4. Verzoeker heeft ter zitting originele identificerende documenten overgelegd waaruit volgens hem blijkt van de door hem in beroep gestelde familieband. Op de zitting van 11 december 2024 heeft de minister aangegeven zich niet tegen toewijzing van de gevraagde voorziening te verzetten, mocht de rechtbank in de bodemprocedure beslissen dat de zaken worden geschorst in afwachting van de uitkomst van het onderzoek door Bureau Documenten naar de in beroep overgelegde identificerende documenten.
5. De voorzieningenrechter zal de gevraagde voorziening toewijzen en overweegt daartoe als volgt. Naar het oordeel van de voorzieningenrechter kan de uitkomst van een onderzoek naar de echtheid van de door verzoeker overgelegd identificerende document duidelijkheid geven over de door verzoeker gestelde familieband. Deze familieband is van belang voor het beoordelen van het door verzoeker ingestelde beroep. In de onderhavige procedure zal het beroep worden aangehouden totdat de uitkomst van het onderzoek naar de overgelegde documenten is afgerond. De voorzieningenrechter schorst daarom de bestreden besluiten en bepaalt dat verzoeker niet mag worden overgedragen aan Bulgarije totdat op het beroep tegen het bestreden besluit is beslist
6. De voorzieningenrechter veroordeelt de minister in de door verzoeker gemaakte proceskosten. Deze kosten stelt de voorzieningenrechter op grond van het Besluit proceskosten bestuursrecht voor de door een derde beroepsmatig verleende rechtsbijstand vast op € 1.750,- (1 punt voor het indienen van het verzoekschrift en 1 punt voor het verschijnen ter zitting, met een waarde per punt van € 875,- en een wegingsfactor 1).

Beslissing

De voorzieningenrechter:
  • treft de voorlopige voorziening dat de bestreden besluiten worden geschorst en dat verzoekers niet mogen worden overgedragen aan Bulgarije totdat is beslist op de beroepen;
  • veroordeelt de minister in de proceskosten van verzoekers tot een bedrag van € 1.750,00.

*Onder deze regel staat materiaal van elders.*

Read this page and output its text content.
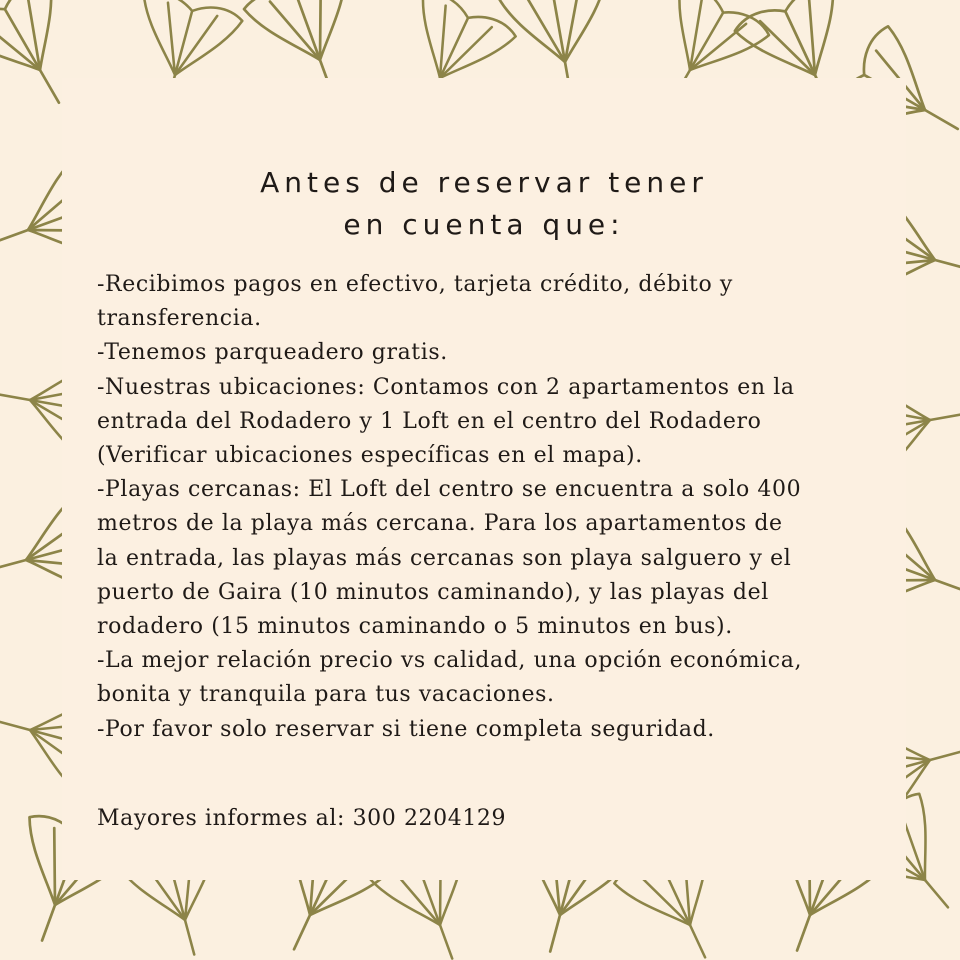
Antes de reservar tener
en cuenta que:

-Recibimos pagos en efectivo, tarjeta crédito, débito y

transferencia.

-Tenemos parqueadero gratis.

-Nuestras ubicaciones: Contamos con 2 apartamentos en la

entrada del Rodadero y 1 Loft en el centro del Rodadero

(Verificar ubicaciones específicas en el mapa).

-Playas cercanas: El Loft del centro se encuentra a solo 400

metros de la playa más cercana. Para los apartamentos de

la entrada, las playas más cercanas son playa salguero y el

puerto de Gaira (10 minutos caminando), y las playas del

rodadero (15 minutos caminando o 5 minutos en bus).

-La mejor relación precio vs calidad, una opción económica,

bonita y tranquila para tus vacaciones.

-Por favor solo reservar si tiene completa seguridad.

Mayores informes al: 300 2204129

Deze uitspraak is gedaan door mr. H.P. Eckert, voorzieningenrechter, in aanwezigheid van A. Hoekstra - Verbeek, griffier en openbaar gemaakt door middel van geanonimiseerde publicatie op rechtspraak.nl.
De uitspraak is bekendgemaakt op:
Tegen deze uitspraak staat geen hoger beroep of verzet open.